Introduction to Event Handling

Event handling is similar to exception handling. In both cases, the handlers are implicitly called by the occurrence of something, either an exception or an event. While exceptions can be created either explicitly by user code or implicitly by hardware or a software interpreter, events are created by external actions, such as user interactions through a graphical user interface (GUI). In this section, the fundamentals of event handling, which are substantially less complex than those of exception handling, are introduced. An event is a notification that something specific has occurred, such as a mouse click on a graphical button, the event handler is a segment of code that is executed in response to an event

Event Handling with Java

Java Swing GUI Components

Text box is an object of class JTextField. Radio button is an object of class JRadioButton. Applet’s display is a frame, a multilayered structure. Content pane is one layer, where applets put output. GUI components can be placed in a frame. Layout manager objects are used to control the placement of components.

The Java Event Model

When a user interacts with a GUI component, for example by clicking a button, the component creates an event object and calls an event handler through an object called an event listener, passing the event object. The event handler provides the associated actions. GUI components are event generators; they generate events. In Java, events are connected to event handlers through event listeners. Event listeners are connected to event generators through event listener registration. Listener registration is done with a method of the class that implements the listener interface, as described later in this section. Only event listeners that are registered for a specific event are notified when that event occurs.

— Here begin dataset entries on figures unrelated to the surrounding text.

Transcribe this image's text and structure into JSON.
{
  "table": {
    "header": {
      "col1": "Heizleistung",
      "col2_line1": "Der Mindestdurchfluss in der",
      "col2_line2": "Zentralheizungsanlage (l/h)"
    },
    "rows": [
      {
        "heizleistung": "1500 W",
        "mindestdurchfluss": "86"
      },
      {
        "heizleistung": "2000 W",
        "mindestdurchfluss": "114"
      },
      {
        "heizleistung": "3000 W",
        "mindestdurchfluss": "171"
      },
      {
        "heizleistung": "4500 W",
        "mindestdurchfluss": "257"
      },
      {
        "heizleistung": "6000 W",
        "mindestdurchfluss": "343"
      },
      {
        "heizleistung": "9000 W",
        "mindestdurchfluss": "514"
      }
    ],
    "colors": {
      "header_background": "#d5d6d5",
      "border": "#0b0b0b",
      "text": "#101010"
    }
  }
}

One class of events is ItemEvent, which is associated with the event of clicking a checkbox, a radio button, or a list item. The ItemListener interface prescribes a method, itemStateChanged, which is a handler for ItemEvent events, the listener is created with addItemListener.

Event Handling in C#

Event handling in C# (and in the other .NET languages) is similar to that of Java. .NET provides two approaches to creating GUIs in applications, the original Windows Forms and the more recent Windows Presentation Foundation.

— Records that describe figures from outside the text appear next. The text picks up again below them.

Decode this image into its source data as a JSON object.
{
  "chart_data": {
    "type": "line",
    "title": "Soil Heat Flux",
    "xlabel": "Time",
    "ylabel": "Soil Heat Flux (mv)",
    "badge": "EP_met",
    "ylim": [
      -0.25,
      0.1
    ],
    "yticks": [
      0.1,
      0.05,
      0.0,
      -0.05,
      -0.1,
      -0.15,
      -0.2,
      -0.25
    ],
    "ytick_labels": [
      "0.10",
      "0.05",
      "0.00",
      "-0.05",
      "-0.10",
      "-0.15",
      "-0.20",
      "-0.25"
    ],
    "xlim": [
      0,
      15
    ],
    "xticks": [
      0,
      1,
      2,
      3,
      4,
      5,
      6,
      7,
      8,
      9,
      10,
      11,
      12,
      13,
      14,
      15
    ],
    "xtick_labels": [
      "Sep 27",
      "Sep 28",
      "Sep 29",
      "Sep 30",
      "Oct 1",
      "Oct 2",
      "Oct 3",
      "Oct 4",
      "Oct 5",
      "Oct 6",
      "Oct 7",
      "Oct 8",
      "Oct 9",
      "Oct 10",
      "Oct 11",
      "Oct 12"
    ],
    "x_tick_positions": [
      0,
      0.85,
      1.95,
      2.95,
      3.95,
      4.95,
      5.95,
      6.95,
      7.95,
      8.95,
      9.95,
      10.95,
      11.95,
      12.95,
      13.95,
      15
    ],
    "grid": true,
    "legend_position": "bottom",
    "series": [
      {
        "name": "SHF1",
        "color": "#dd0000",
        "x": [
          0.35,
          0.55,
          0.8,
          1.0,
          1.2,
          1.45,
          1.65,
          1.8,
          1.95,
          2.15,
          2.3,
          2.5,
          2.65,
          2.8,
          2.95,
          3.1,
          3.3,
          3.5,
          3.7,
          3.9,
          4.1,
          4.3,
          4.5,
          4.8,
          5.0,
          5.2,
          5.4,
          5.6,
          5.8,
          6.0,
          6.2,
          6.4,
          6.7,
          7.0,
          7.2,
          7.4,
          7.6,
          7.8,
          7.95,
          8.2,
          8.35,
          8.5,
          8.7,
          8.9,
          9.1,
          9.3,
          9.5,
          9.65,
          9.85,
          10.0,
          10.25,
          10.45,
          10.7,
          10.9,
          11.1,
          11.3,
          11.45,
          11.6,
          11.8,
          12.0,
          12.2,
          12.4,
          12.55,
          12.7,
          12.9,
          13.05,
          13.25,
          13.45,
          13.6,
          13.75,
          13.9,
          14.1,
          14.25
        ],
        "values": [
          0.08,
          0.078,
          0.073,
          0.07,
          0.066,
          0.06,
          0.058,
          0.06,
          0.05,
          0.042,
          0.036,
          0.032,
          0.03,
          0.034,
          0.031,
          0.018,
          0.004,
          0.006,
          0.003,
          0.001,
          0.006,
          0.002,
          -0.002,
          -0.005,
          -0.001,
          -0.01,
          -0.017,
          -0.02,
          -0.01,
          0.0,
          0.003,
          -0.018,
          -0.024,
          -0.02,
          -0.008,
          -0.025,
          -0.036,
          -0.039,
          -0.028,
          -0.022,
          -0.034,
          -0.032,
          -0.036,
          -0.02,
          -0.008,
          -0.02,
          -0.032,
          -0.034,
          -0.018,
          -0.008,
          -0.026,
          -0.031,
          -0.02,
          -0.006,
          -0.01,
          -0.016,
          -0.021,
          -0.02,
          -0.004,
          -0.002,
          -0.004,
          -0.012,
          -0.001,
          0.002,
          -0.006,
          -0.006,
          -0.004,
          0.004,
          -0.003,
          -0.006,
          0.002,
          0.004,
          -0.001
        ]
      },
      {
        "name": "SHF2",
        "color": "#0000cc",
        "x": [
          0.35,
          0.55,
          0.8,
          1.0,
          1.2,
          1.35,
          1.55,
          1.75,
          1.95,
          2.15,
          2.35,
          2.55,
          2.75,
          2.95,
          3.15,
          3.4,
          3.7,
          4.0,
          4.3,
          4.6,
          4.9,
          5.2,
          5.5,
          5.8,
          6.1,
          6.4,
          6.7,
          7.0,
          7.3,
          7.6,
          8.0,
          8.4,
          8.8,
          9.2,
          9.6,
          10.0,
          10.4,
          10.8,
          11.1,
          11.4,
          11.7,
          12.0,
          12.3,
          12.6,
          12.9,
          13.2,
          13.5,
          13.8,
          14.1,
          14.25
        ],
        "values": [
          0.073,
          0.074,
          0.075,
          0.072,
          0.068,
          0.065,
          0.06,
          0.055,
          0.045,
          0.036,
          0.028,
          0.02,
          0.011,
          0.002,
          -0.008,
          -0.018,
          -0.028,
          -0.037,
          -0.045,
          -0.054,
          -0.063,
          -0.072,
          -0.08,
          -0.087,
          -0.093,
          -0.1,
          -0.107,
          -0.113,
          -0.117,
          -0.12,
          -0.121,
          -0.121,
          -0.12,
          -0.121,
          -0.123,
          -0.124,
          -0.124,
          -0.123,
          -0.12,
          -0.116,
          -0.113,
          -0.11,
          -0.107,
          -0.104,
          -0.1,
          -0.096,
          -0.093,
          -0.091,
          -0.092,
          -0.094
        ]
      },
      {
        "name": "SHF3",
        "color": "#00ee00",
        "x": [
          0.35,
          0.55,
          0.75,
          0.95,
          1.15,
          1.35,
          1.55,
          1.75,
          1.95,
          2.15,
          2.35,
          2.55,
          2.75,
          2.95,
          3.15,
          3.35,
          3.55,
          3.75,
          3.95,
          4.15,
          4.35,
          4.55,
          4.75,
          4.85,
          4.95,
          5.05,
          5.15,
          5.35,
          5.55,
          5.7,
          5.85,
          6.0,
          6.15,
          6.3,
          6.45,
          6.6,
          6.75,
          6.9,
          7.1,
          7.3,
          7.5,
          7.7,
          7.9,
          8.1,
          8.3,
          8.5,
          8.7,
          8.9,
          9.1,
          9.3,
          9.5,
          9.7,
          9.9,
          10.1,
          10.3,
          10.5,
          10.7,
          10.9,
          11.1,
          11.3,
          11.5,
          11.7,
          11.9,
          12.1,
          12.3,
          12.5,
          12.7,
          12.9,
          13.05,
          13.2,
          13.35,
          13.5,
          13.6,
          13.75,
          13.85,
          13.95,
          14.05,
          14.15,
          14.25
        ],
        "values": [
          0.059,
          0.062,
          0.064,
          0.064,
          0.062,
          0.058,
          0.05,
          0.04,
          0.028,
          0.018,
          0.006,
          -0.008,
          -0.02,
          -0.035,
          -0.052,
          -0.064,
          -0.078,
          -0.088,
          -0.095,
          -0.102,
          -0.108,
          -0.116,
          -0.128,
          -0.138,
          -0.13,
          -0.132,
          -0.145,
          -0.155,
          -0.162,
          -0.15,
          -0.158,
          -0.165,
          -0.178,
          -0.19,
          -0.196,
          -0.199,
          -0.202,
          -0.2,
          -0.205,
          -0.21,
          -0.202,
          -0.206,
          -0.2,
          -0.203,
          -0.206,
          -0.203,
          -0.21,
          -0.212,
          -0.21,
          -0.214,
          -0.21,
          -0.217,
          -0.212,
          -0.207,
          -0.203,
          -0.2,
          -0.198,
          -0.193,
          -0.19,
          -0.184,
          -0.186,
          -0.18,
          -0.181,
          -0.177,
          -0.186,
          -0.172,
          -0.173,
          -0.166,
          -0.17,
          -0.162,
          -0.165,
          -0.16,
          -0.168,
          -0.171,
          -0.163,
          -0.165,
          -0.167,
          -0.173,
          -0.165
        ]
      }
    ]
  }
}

Using Windows Forms, a C# application that constructs a GUI is created by subclassing the Form predefined class, which is defined in the System.Windows .Forms namespace. This class implicitly provides a window to contain our components. There is no need to build frames or panels explicitly. Text can be placed in a Label object and radio buttons are objects of the RadioButton class. The size of a Label object is not explicitly specified in the constructor; rather it can be specified by setting the AutoSize data member of the Label object to true, which sets the size according to what is placed in it. Components can be placed at a particular location in the window by assigning a new Point object to the Location property of the component. The Point class is defined in the System.Drawing namespace. The Point constructor takes two parameters, which are the coordinates of the object in pixels.

An event handler can have any name, a radio button is tested with the Boolean Checked property of the button and to register an event, a new EventHandler object must be created and added to  the predefined delegate for the event

When a radio button changes from unchecked to checked, the CheckedChanged event is raised, the associated delegate is referenced by the name of the event.